フィストや周りにいた従魔も何事かと集まってきた。
「水魔法で石材を切り出して、それを風魔法で運んで……コンクリートは風魔法と炎魔法を組み合わせて、乾燥だな」
俺が工程を考えると、ルーンとアヴェルが俺の隣に出てきた。
「ならば私は、石材を切り出します!」
「炎ならば、このアヴェルにお任せを」
二人に頷き、俺は「頼む」と答えた。
まずはルーンが形がいびつな岩を、水魔法で円形なり角形に加工していく。
俺もそれを手伝いつつ、出来上がったものを風魔法で動かし積み上げ、間にコンクリートも詰めていく。
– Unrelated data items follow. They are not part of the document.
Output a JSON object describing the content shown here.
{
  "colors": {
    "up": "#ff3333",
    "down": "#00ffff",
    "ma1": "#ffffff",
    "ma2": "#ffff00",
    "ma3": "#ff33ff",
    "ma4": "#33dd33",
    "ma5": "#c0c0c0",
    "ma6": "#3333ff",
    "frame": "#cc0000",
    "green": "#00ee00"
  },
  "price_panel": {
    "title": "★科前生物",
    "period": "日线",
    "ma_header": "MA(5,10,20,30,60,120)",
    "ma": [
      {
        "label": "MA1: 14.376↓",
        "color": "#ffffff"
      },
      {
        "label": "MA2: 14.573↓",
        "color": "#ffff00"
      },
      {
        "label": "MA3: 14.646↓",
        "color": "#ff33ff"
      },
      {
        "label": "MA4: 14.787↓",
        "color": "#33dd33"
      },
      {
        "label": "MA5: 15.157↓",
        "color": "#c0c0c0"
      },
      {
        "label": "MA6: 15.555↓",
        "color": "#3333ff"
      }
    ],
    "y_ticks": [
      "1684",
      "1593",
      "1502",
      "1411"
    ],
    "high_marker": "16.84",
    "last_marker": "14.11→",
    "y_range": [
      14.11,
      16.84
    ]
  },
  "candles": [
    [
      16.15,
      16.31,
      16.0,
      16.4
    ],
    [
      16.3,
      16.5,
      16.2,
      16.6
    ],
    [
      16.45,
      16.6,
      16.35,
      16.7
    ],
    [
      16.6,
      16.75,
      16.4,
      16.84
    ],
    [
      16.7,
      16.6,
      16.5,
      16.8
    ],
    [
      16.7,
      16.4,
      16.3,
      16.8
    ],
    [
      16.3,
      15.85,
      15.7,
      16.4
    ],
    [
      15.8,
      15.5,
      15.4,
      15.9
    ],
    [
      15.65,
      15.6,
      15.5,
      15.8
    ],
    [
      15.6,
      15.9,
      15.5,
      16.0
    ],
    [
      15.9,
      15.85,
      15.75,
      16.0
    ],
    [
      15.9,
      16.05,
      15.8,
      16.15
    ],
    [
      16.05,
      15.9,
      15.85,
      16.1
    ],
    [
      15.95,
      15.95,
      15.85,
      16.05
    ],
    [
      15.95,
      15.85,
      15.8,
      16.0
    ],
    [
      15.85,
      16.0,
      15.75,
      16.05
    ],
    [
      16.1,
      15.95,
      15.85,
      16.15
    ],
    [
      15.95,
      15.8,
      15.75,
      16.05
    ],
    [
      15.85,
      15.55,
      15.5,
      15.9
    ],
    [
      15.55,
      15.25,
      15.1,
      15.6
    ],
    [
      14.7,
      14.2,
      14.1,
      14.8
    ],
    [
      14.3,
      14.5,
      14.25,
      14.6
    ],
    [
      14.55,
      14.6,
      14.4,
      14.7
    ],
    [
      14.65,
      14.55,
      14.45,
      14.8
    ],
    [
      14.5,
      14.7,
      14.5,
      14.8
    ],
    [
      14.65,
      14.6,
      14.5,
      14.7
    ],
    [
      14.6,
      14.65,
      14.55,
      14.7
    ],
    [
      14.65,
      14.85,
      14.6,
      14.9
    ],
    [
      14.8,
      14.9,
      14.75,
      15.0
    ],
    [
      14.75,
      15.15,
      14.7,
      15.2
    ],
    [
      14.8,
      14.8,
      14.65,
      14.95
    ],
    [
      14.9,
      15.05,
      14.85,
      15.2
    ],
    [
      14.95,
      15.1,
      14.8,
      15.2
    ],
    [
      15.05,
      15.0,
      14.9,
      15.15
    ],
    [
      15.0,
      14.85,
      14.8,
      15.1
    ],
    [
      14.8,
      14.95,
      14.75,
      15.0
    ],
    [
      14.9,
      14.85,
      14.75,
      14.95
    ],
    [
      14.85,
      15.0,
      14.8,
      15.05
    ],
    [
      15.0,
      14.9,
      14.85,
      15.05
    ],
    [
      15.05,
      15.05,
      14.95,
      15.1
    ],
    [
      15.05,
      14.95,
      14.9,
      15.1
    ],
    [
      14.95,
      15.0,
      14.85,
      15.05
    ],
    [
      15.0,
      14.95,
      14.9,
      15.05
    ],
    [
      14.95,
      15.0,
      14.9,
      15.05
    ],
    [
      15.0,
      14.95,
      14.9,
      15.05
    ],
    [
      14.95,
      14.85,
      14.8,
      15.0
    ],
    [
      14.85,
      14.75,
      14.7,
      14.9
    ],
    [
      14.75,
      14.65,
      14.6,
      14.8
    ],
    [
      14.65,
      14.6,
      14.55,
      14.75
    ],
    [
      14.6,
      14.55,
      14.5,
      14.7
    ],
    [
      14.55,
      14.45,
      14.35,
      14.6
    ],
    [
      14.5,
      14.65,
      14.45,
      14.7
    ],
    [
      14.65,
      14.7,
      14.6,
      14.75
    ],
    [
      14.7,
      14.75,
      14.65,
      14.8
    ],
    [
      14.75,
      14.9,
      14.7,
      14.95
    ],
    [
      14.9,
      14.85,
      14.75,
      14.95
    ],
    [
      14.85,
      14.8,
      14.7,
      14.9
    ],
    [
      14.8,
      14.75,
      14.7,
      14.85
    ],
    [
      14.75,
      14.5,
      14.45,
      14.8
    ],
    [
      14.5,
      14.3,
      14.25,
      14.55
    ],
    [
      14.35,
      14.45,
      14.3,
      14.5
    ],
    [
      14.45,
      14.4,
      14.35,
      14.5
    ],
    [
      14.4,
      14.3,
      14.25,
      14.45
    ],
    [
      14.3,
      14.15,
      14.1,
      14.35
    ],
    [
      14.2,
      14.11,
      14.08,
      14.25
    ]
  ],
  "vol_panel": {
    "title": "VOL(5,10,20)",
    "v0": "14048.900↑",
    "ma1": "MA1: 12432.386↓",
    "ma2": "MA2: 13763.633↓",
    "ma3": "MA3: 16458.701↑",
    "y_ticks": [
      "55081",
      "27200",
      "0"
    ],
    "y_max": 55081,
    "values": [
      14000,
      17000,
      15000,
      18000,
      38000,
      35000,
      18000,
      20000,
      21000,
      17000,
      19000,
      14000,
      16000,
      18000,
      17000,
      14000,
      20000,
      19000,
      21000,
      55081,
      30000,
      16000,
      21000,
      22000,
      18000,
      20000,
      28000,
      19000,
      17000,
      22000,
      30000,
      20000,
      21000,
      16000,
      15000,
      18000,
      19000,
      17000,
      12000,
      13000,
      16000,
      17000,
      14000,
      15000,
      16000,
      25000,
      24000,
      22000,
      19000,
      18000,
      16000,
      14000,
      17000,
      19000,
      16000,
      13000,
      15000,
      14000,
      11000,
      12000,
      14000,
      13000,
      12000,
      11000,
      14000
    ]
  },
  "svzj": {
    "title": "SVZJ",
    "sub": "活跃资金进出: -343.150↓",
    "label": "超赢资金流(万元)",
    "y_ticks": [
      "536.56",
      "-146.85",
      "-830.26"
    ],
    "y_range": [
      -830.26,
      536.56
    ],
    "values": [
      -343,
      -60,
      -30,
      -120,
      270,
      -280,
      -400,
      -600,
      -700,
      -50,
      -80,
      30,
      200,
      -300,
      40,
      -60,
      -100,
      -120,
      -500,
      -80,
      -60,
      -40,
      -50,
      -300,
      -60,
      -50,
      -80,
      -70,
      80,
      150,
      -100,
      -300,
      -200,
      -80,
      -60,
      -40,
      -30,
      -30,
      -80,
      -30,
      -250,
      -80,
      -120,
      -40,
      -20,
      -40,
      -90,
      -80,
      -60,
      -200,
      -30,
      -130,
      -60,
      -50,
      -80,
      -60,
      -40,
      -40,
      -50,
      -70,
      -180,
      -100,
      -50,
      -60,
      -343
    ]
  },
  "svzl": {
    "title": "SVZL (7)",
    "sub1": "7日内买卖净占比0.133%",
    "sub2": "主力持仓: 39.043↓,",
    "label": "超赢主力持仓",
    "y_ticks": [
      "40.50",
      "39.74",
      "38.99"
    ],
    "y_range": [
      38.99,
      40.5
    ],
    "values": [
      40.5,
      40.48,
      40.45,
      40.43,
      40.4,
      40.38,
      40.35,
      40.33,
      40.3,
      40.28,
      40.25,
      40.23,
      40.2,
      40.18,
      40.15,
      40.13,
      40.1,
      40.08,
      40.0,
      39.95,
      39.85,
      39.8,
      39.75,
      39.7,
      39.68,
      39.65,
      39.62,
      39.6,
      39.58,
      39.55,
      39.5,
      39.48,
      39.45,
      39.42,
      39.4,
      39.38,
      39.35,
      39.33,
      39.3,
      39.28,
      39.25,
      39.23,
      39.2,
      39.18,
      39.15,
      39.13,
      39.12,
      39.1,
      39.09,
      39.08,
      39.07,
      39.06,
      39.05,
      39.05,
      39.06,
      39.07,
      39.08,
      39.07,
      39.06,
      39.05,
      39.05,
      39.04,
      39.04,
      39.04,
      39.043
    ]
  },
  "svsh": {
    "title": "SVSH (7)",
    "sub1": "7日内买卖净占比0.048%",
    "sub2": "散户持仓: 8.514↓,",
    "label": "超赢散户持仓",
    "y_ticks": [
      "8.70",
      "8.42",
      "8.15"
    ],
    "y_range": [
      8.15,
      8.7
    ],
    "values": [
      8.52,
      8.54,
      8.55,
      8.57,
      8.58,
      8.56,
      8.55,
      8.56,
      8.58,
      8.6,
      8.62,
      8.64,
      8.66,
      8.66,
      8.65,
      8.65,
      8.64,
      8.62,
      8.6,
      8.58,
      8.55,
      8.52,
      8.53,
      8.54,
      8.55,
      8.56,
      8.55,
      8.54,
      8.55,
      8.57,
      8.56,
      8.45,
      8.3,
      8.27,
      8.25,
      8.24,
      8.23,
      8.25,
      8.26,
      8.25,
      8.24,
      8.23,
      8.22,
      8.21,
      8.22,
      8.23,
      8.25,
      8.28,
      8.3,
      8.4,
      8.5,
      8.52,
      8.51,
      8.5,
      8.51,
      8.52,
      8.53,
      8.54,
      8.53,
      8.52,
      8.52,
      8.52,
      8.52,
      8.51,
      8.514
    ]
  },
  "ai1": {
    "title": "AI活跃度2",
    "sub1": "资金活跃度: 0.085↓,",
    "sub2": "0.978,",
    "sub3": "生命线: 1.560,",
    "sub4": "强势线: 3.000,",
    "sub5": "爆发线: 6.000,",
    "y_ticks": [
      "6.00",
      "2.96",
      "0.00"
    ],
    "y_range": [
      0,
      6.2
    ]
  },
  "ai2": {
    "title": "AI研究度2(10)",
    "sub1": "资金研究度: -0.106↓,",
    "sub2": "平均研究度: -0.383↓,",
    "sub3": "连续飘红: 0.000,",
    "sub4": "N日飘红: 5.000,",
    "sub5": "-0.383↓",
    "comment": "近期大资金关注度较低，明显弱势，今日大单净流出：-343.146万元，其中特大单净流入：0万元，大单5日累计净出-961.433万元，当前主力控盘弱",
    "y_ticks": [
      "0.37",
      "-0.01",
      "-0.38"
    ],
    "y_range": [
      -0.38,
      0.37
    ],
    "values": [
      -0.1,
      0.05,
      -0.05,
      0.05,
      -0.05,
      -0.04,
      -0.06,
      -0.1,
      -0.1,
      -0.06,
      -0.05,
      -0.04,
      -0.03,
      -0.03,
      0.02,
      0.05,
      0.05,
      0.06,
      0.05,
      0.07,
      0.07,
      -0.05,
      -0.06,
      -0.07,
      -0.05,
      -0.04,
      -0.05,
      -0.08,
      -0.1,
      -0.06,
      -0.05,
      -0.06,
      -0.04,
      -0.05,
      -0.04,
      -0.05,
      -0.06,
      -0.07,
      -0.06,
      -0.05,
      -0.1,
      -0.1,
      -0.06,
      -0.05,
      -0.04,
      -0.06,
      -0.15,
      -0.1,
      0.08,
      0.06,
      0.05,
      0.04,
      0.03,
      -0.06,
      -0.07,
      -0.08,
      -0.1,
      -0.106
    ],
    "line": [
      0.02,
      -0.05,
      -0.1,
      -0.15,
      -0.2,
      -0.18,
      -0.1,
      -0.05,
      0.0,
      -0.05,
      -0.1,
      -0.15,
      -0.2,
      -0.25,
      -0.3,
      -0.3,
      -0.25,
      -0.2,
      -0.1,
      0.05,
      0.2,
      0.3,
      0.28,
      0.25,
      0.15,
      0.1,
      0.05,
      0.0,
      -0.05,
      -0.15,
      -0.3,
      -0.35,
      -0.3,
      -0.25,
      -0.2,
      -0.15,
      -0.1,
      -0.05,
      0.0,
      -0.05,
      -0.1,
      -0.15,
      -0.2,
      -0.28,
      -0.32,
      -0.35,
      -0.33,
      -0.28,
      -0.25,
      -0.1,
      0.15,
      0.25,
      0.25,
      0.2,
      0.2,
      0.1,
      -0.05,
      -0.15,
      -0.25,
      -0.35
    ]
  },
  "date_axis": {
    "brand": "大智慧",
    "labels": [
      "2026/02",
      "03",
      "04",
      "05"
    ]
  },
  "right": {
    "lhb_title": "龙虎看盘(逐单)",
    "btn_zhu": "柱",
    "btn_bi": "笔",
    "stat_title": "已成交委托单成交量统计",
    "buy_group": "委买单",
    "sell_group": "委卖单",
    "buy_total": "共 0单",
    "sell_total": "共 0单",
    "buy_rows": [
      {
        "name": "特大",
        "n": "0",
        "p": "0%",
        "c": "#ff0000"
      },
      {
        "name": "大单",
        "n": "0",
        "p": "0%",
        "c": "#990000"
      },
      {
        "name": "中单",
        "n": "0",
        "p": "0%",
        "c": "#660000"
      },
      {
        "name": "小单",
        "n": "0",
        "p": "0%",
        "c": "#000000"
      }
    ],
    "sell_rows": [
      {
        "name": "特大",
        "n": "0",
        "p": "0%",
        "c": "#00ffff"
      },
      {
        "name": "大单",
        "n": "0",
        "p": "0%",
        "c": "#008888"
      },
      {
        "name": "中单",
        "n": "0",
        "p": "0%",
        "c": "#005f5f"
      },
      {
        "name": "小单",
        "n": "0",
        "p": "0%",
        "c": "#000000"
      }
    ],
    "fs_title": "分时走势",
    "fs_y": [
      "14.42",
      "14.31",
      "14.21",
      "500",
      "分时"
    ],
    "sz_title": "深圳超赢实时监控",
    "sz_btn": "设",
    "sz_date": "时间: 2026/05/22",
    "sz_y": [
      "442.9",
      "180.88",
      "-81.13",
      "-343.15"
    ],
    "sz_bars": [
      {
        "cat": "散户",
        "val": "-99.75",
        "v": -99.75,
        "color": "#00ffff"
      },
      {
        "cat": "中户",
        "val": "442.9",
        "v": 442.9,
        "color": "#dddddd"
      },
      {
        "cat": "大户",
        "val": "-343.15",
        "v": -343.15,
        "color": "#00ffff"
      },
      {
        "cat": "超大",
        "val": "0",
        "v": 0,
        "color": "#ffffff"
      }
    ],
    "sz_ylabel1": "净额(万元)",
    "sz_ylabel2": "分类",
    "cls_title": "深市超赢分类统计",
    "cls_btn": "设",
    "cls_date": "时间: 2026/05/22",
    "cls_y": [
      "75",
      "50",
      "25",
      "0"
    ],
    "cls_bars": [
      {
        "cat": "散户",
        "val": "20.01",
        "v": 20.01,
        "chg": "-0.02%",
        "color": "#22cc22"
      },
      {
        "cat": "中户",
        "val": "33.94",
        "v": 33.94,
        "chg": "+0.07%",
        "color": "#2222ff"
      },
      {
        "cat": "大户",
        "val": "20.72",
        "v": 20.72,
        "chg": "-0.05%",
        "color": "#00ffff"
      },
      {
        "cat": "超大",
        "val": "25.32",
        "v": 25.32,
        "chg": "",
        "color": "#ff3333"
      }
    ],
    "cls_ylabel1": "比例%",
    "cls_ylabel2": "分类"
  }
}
アヴェルはそれを固めるように、加減しながら炎魔法を放った。
ルーンもアヴェルもさすがだ。
俺はさておき、千年ぶりなのに阿吽の呼吸で作業する。
これを見ていたロイツ達新たな従魔は、おおと声を上げた。
屋敷はみるみる内に出来上がった、外装はもう完璧と言っていいだろう。
掛かった時間は二十分程か。
ミニスライム達が好奇心からその屋敷へと向かうと、他の従魔達も続く。
ロイツはただ神殿を見上げながら、驚いたような顔をしていた。
「な、なんと……魔法でこんなことが出来るとは」
「お前の知るベイツは、こういう使い方をしなかったわけだな」
「はい。ただ、己を頂点とする体制を維持するために、魔法を誇示していただけでしたので」
「何ともつまらない使い方だ。魔法がどんなことに役立つかも、俺の知ってることは全て教えるつもりだ
」
「ありがたいお言葉! ぜひご教示くださいませ!」
ロイツは一度頭を下げると、こう続けた。
「しかし、あと一週間はかかると思っていた工程が、こんなすぐに出来上がるとは」
「率直に言えば、最初からこういう建物を造るのは悪手だ。徐々に環境は整えていけばいい」
「誠に、仰る通りでした」
「とはいえ、俺を思ってくれての事だ。素直に嬉しい。まだ明るいからもう少し作業してから、あの屋敷で休むよ」
「それでしたら、私も微力ながらお手伝いさせてください!」
「ああ、やってみよう!」
俺はロイツと共に、まだ未完成のゴブリンの住居へ向かう。
ルーンやアヴェルもそれに続いてくれた。
久々の共同作業に、ルーンもアヴェルも昔話に花を咲かせているようだ。
従魔達と幸せに暮らすための場所を得られた……これで俺は……
だが、その新天地に空から迫る影があるのであった。